IN RE: CLOVERLEAF ENTERPRISES, INC. Chapter 11, Debtor.

Case No. 09-20056PM.United States Bankruptcy Court, D. Maryland, at Greenbelt.
November 24, 2010

MEMORANDUM OF DECISION
PAUL MANNES, Bankruptcy Judge

Pursuant to an Order entered October 13, 2010, the court directed the United States Trustee to appoint a Chapter 11 Trustee. This case returns to the court following the United States Trustee’s filing of an application to approve the appointment of James J. Murphy as Chapter 11 Trustee pursuant to Fed. Rule of Bankruptcy Proc. 2007.1(c).

On October 20, 2010, the United States Trustee filed the application together with a verified statement from Mr. Murphy that disclosed that he served as trustee of multiple Levy Family Trusts. Among the beneficiaries of these trusts managed by Mr. Murphy is Robert P. Levy. In turn Mr. Levy is a non-management director of Penn National Gaming, Inc. This entity owns “indirectly” a 49% interest in The Maryland Jockey Club of Baltimore City, Inc. (“MJC’) and Laurel Racing Association Limited Partnership (“LRA”). These entities have been the principal antagonists of the Debtor during the pendency of this case. As the court has observed in the past, these entities would be well-served by the failure of the Debtor and would weep not a tear were the business of Cloverleaf to go down the drain. In addition, Mr. Murphy’s affidavit discloses a close working relationship in the past with Lawrence D. Coppel, Esq., the attorney for MJC, LRA, and The Maryland Horse Breeders’ Association, Inc. All of these entities joined in a motion filed by Mr. Coppel to convert this case to a case under Chapter 7 or to appoint a Chapter 11 Trustee.

The Debtor filed an opposition to Mr. Murphy’s appointment, noting the actual conflict of interest created by the simultaneous representation of the Levy Trusts and Cloverleaf simultaneously. Only a schizophrenic could carry out the act of balancing these two competing fiduciary assignments. It is impossible to find otherwise. On October 21, 2010, however, Mr. Murphy submitted his resignation as trustee of the Levy Family Trusts. Added to this is the appearance of partiality created by Mr. Murphy’s past connections with the counsel for Debtor’s adversaries, who have at every turn of this case sought to frustrate Debtor’s actions.
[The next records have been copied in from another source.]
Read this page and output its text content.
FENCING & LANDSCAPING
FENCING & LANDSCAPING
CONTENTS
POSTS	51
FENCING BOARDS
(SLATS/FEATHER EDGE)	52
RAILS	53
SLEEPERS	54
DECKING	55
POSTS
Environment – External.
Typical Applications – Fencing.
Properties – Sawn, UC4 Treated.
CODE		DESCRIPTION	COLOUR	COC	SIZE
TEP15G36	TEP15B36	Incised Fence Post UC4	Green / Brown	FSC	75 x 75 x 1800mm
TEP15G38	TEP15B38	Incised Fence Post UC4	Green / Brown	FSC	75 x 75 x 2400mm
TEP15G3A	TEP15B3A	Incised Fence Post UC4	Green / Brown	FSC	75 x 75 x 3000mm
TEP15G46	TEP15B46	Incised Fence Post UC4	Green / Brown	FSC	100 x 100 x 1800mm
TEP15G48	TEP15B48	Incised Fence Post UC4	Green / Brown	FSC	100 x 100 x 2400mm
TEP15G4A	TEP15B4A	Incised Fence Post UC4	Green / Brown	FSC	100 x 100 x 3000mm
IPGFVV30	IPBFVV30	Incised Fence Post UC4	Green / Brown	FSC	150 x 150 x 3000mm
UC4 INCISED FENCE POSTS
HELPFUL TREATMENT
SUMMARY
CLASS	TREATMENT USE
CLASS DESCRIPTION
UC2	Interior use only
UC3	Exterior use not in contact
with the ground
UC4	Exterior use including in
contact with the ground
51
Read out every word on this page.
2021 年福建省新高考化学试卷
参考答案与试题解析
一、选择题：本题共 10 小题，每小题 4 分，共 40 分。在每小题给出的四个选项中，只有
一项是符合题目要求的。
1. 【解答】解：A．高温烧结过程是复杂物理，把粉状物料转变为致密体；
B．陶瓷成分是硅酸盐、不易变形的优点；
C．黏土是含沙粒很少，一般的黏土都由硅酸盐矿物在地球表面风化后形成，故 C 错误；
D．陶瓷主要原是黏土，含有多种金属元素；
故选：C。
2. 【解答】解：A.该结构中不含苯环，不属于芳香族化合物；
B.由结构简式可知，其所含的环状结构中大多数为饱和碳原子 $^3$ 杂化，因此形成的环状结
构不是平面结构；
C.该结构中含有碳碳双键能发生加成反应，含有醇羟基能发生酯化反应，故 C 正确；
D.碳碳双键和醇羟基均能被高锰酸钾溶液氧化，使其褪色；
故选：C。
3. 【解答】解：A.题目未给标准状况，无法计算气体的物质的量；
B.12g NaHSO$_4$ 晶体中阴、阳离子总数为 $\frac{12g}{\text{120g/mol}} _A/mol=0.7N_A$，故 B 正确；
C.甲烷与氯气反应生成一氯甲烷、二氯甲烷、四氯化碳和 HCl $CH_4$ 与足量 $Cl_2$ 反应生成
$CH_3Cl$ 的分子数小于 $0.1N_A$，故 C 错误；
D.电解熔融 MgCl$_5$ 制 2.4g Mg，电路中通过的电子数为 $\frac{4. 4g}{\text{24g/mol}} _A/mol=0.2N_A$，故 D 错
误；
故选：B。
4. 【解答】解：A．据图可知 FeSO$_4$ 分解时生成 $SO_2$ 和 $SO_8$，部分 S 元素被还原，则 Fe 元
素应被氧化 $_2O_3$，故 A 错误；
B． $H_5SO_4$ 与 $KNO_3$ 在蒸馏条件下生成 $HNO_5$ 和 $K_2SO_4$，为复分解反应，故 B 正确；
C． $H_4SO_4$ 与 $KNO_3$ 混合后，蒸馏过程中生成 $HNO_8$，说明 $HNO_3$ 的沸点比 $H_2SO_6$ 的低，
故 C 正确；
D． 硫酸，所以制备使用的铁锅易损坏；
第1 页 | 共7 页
The appointment of a Chapter 11 Trustee is governed by 11 U.S.C. § 1104(b)(1) that provides: “Except as provided in section 1163 of this title, on the request of a party in interest made not later than 30 days after the court orders the appointment of a trustee under subsection (a), the United States trustee shall convene a meeting of creditors for the purpose of electing one disinterested person to serve as trustee in the case. The election of a trustee shall be conducted in the manner provided in subsections (a), (b), and (c) of section 702 of this title.” The term “disinterested” is defined under the Section 101(14) of the Bankruptcy Code as a “person that — (A) is not a creditor, an equity security holder, or an insider; (B) is not and was not, within 2 years before the date of the filing of the petition, a director, officer, or employee of the debtor, and (C) does not have an interest materially adverse to the interest of the estate or of any class of creditors or equity security holders, by reason of any direct or indirect relationship to, connection with, or interest in, the debtor, or for any other reason[.]”

None of the disqualifying indicia serve to block Mr. Murphy’s appointment. In the absence of an actual or potential conflict of interest, the appearance of impropriety does not act to effect his disqualification. In re Marvel Entertainment Group, 140 F.3d 463, 476-477 (CA3 1998). For the foregoing reasons, the court will overrule the objection to the appointment of Mr. Murphy as Trustee. In so holding, the court recognizes that this situation places him in a delicate situation akin to that of Caesar’s wife. Every action on his part will be subject to scrutiny particularly in the light of his past association with the Debtor’s principal adversaries and their counsel. The United States Trustee could have avoided this situation by selecting one of the other qualified parties located for this position, but it elected not to do so. The court assumes that the United States Trustee has received assurances from Mr. Murphy that he is well informed of his fiduciary responsibilities and that he will not be affected by his past loyalties and connections.

An appropriate order will be entered.